Like not to play the pull shots when there is wind, as he explained in an interaction. “Keeping the wind factor in mind, it was not that easy to consistently pull and hook the ball. It’s one thing I learned during the trip here,” he said.
Moreover, he showed his adaptability to different roles too. In Christchurch, where he scored the double hundred, he came at No 4. In Lincoln, his hundred arrived as an opener. As he had shown throughout his career, he’s flexible and comfortable with roles. He understands the peculiar demands too. “When you are opening, obviously you have to face the new ball and facing the new ball wherever is a challenge, you have to set the game for the whole team, you have to set the base for the other batsmen coming in so that it will be easy for them. That’s the difference between the two positions.”
There is also a school of thought that he’s a more compact batsman than Shaw, who can at times be loose outside the off-stump. His biggest strength is often his weakness too, his over-aggro outside the off-stump, his tendency to slash hard at anything fractionally short or wide outside the off-stump. There are ample evidence of his offside indulgences in the ODIs. Gill, on the other hand, is more judicious, blessed with a supreme discretion outside the off-stump, which could be valuable in neutralising the threat of Trent Boult, Tim Southee and Neil Wagner, as potent a bowling trio as any in the world.
SHAW CAN SEIZE THE MOMENTUM
Prithvi Shaw celebrating his maiden century on his Test debut against West Indies in October 2018. (Source: PTI Photo)
But Shaw brings different virtues to the table.

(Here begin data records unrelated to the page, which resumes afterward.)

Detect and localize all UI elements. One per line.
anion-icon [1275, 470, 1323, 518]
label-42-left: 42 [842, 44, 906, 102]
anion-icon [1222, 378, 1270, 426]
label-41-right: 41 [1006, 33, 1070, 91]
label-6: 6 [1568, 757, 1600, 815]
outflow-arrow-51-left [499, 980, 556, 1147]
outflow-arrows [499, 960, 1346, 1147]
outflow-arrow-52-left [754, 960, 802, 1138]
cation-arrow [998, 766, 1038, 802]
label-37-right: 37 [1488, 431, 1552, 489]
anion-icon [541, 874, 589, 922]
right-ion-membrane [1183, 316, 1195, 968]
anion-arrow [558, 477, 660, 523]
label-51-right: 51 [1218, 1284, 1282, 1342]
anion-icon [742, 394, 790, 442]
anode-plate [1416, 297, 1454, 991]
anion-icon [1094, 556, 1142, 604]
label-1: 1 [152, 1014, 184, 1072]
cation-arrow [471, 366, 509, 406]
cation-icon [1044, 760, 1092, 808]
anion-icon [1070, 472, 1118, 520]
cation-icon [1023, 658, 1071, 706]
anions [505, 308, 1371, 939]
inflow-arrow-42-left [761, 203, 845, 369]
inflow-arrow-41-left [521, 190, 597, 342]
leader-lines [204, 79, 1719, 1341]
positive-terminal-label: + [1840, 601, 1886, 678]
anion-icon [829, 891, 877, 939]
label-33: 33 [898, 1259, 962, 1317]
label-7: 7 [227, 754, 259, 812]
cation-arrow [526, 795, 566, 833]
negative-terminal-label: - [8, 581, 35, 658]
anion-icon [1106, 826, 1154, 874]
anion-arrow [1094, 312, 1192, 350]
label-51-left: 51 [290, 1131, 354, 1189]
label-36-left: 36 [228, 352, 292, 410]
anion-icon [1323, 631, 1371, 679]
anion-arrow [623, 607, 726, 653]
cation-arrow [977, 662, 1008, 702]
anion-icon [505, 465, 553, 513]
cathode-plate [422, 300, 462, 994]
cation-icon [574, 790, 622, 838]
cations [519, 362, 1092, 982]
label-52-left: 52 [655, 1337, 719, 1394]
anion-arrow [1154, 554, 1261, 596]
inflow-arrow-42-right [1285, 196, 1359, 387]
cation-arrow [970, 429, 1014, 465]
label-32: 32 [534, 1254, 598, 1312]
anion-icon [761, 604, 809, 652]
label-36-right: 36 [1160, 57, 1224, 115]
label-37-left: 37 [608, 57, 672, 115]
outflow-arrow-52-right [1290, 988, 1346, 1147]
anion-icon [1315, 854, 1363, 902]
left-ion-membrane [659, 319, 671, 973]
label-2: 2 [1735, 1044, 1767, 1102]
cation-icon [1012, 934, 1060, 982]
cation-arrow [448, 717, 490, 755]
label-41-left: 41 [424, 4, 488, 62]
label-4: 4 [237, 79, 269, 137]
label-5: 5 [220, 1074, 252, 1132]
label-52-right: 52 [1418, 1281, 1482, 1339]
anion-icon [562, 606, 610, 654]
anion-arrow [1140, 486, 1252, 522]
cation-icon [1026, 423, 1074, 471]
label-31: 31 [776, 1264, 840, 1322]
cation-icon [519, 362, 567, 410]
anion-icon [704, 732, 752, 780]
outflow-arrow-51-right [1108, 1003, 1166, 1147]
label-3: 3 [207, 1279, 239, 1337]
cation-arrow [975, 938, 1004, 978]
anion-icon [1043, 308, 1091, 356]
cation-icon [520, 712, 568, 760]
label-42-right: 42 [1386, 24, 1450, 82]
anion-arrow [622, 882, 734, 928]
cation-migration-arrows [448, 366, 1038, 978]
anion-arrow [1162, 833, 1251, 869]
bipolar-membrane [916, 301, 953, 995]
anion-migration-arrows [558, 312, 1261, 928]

He can get teams off to supersonic starts, seize the momentum and push bowlers onto the back-foot straightaway. If he stays for at least one session, he would leave the bowlers wracked. On his Test debut, he almost racked up a hundred in one session and has the smarts to negotiate difficult periods. But the swing and seam of New Zealand pitches would interrogate his technique, especially his tendency to slash and swipe outside the off-stump without moving his feet. There is a certain amount of risk in his batting, but Gill isn’t foolproof either.
Moreover, Gill is not as experienced as Shaw in dealing with high-class bowlers. And as promising as Gill is, would the team management have the confidence of throwing him into the deep end in the first Test of a series in conditions that have historically aided swing bowlers? Gill’s chances could have been brighter if the vacant slot was in the middle order.
Shaw’s backers would argue that he got into the Test team first and hence deserves the priority. Gill’s supporters would contend that he was the third opener in the last two-Test series, and hence more deserving of an opportunity.
Their fielding skills too could be a determining factor. Shaw could be sloppy and casual at times, evidenced in his lethargic running between the wickets that cost him in Mount Maunganui. Gill, on the other hand, is superbly fit and throws his body around in the field.
The choice, thus, could eventually boil down to a lot of factors like the conditions in Wellington and the runs they score in the warm-up game in Hamilton. In that sense, the warm-up match, which’s a non-first-class fixture, assumes considerable significance, with the potential to add a chapter in their coming-of-age narrative. But it wouldn’t keep chasing shadows of comparison. A hyphen that would remain unhyphenated for years to come.